1. Bence Jones proteins are monoclonal free light chains found in the urine. They are produced by neoplastic plasma cells in the bone marrow, most commonly due to multiple myeloma.

2. The light chains (kappa or lambda) are normally bound to heavy chains as part of intact immunoglobulins (antibodies). In myeloma, excess production of light chains by malignant plasma cells and impaired kidney function leads to spillover into the urine.

3. Patients typically excrete only kappa or lambda light chains. This reflects that all plasma cells in a given patient’s myeloma clone produce either kappa or lambda light chains, but not both.

4. Light chains in the urine may cause:

• Renal failure: Light chain cast nephropathy from precipitation of Tamm-Horsfall protein. This impairs kidney function further, perpetuating more light chain excretion.

• Dehydration: Significant volumes of urine may be produced leading to hypovolemia and electrolyte imbalance if not adequately hydrated.
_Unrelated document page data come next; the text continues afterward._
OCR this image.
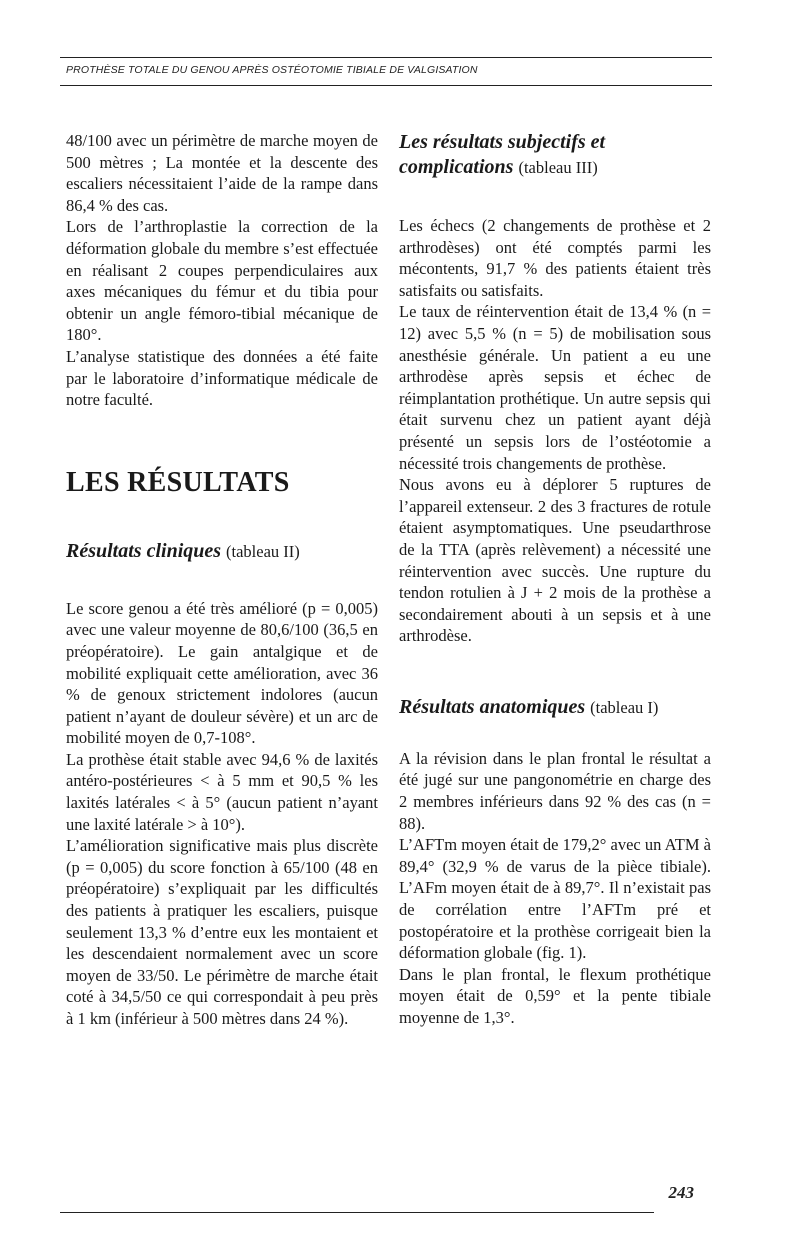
PROTHÈSE TOTALE DU GENOU APRÈS OSTÉOTOMIE TIBIALE DE VALGISATION

48/100 avec un périmètre de marche moyen de 500 mètres ; La montée et la descente des escaliers nécessitaient l’aide de la rampe dans 86,4 % des cas.

Lors de l’arthroplastie la correction de la déformation globale du membre s’est effectuée en réalisant 2 coupes perpendiculaires aux axes mécaniques du fémur et du tibia pour obtenir un angle fémoro-tibial mécanique de 180°.

L’analyse statistique des données a été faite par le laboratoire d’informatique médicale de notre faculté.

LES RÉSULTATS
Résultats cliniques (tableau II)

Le score genou a été très amélioré (p = 0,005) avec une valeur moyenne de 80,6/100 (36,5 en préopératoire). Le gain antalgique et de mobilité expliquait cette amélioration, avec 36 % de genoux strictement indolores (aucun patient n’ayant de douleur sévère) et un arc de mobilité moyen de 0,7-108°.

La prothèse était stable avec 94,6 % de laxités antéro-postérieures < à 5 mm et 90,5 % les laxités latérales < à 5° (aucun patient n’ayant une laxité latérale > à 10°).

L’amélioration significative mais plus discrète (p = 0,005) du score fonction à 65/100 (48 en préopératoire) s’expliquait par les difficultés des patients à pratiquer les escaliers, puisque seulement 13,3 % d’entre eux les montaient et les descendaient normalement avec un score moyen de 33/50. Le périmètre de marche était coté à 34,5/50 ce qui correspondait à peu près à 1 km (inférieur à 500 mètres dans 24 %).

Les résultats subjectifs et complications (tableau III)

Les échecs (2 changements de prothèse et 2 arthrodèses) ont été comptés parmi les mécontents, 91,7 % des patients étaient très satisfaits ou satisfaits.

Le taux de réintervention était de 13,4 % (n = 12) avec 5,5 % (n = 5) de mobilisation sous anesthésie générale. Un patient a eu une arthrodèse après sepsis et échec de réimplantation prothétique. Un autre sepsis qui était survenu chez un patient ayant déjà présenté un sepsis lors de l’ostéotomie a nécessité trois changements de prothèse.

Nous avons eu à déplorer 5 ruptures de l’appareil extenseur. 2 des 3 fractures de rotule étaient asymptomatiques. Une pseudarthrose de la TTA (après relèvement) a nécessité une réintervention avec succès. Une rupture du tendon rotulien à J + 2 mois de la prothèse a secondairement abouti à un sepsis et à une arthrodèse.

Résultats anatomiques (tableau I)

A la révision dans le plan frontal le résultat a été jugé sur une pangonométrie en charge des 2 membres inférieurs dans 92 % des cas (n = 88).

L’AFTm moyen était de 179,2° avec un ATM à 89,4° (32,9 % de varus de la pièce tibiale). L’AFm moyen était de à 89,7°. Il n’existait pas de corrélation entre l’AFTm pré et postopératoire et la prothèse corrigeait bien la déformation globale (fig. 1).

Dans le plan frontal, le flexum prothétique moyen était de 0,59° et la pente tibiale moyenne de 1,3°.

243
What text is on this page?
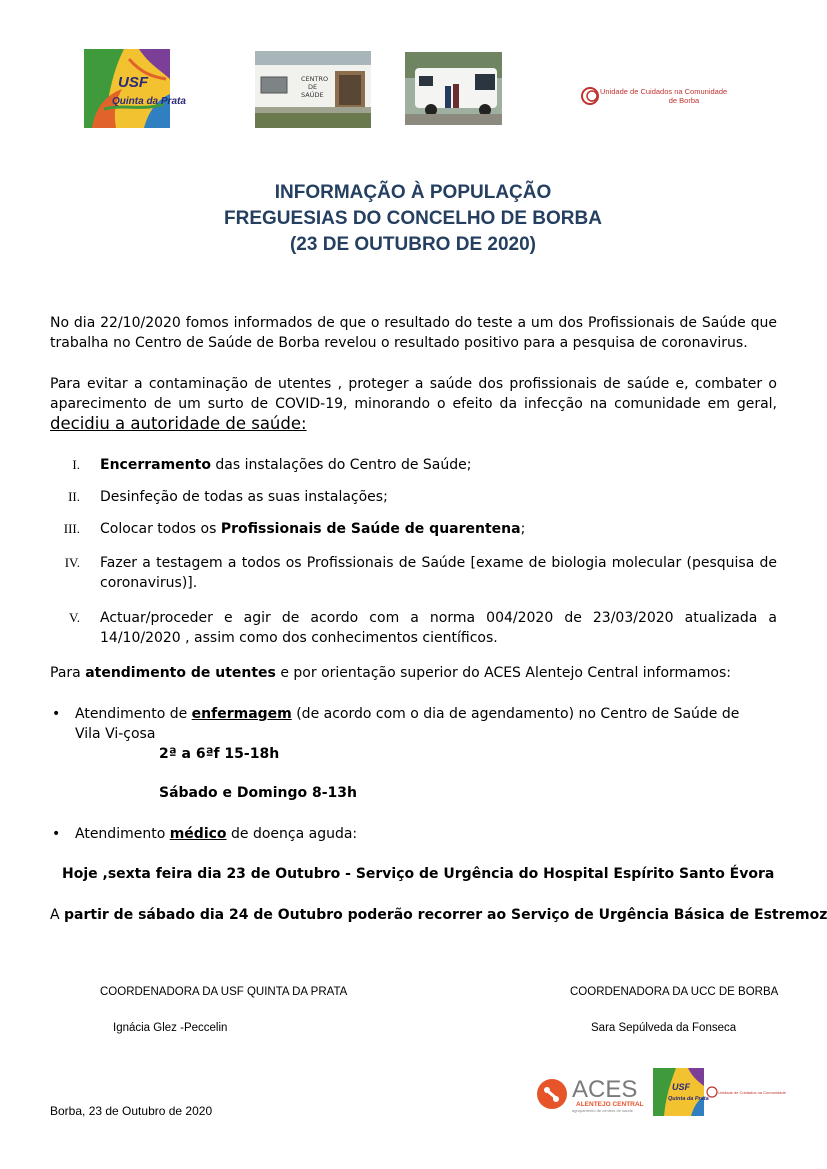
USF
Quinta da Prata
CENTRO
DE
SAÚDE	Unidade de Cuidados na Comunidade
de Borba
INFORMAÇÃO À POPULAÇÃO
FREGUESIAS DO CONCELHO DE BORBA
(23 DE OUTUBRO DE 2020)
No dia 22/10/2020 fomos informados de que o resultado do teste a um dos Profissionais de Saúde que trabalha no Centro de Saúde de Borba revelou o resultado positivo para a pesquisa de coronavirus.
Para evitar a contaminação de utentes , proteger a saúde dos profissionais de saúde e, combater o aparecimento de um surto de COVID-19, minorando o efeito da infecção na comunidade em geral, decidiu a autoridade de saúde:
I. Encerramento das instalações do Centro de Saúde;
II. Desinfeção de todas as suas instalações;
III. Colocar todos os Profissionais de Saúde de quarentena;
IV. Fazer a testagem a todos os Profissionais de Saúde [exame de biologia molecular (pesquisa de coronavirus)].
V. Actuar/proceder e agir de acordo com a norma 004/2020 de 23/03/2020 atualizada a 14/10/2020 , assim como dos conhecimentos científicos.
Para atendimento de utentes e por orientação superior do ACES Alentejo Central informamos:
• Atendimento de enfermagem (de acordo com o dia de agendamento) no Centro de Saúde de Vila Vi-çosa
2ª a 6ªf 15-18h
Sábado e Domingo 8-13h
• Atendimento médico de doença aguda:
Hoje ,sexta feira dia 23 de Outubro - Serviço de Urgência do Hospital Espírito Santo Évora
A partir de sábado dia 24 de Outubro poderão recorrer ao Serviço de Urgência Básica de Estremoz
COORDENADORA DA USF QUINTA DA PRATA
Ignácia Glez -Peccelin
COORDENADORA DA UCC DE BORBA
Sara Sepúlveda da Fonseca
ACES
ALENTEJO CENTRAL
agrupamento de centros de saúde
USF
Quinta da Prata
Unidade de Cuidados na Comunidade
Borba, 23 de Outubro de 2020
• Amyloidosis: Light chains can deposit in tissues as amyloid fibrils, damaging organs like the heart, liver, nerves and GI tract.

5. Diagnosis of Bence Jones proteinuria involves:

• Urine electrophoresis: Shows a monoclonal M spike in the kappa or lambda region.

• Urine immunofixation: Confirms the kappa or lambda nature of the protein.

• 24 hour urine quantitation: Measures total light chain excretion which aids prognosis and treatment monitoring. Levels >500 mg/day indicate higher disease activity.

• Urine protein electrophoresis index (UPE index): Ratio of kappa to lambda in the urine. In myeloma, ratio is very high or low due to excretion of a single light chain type.

• Urine light chain ratio: As above, normal ratio is 0.26-1.65. Deviations indicate excess production of either kappa or lambda light chains.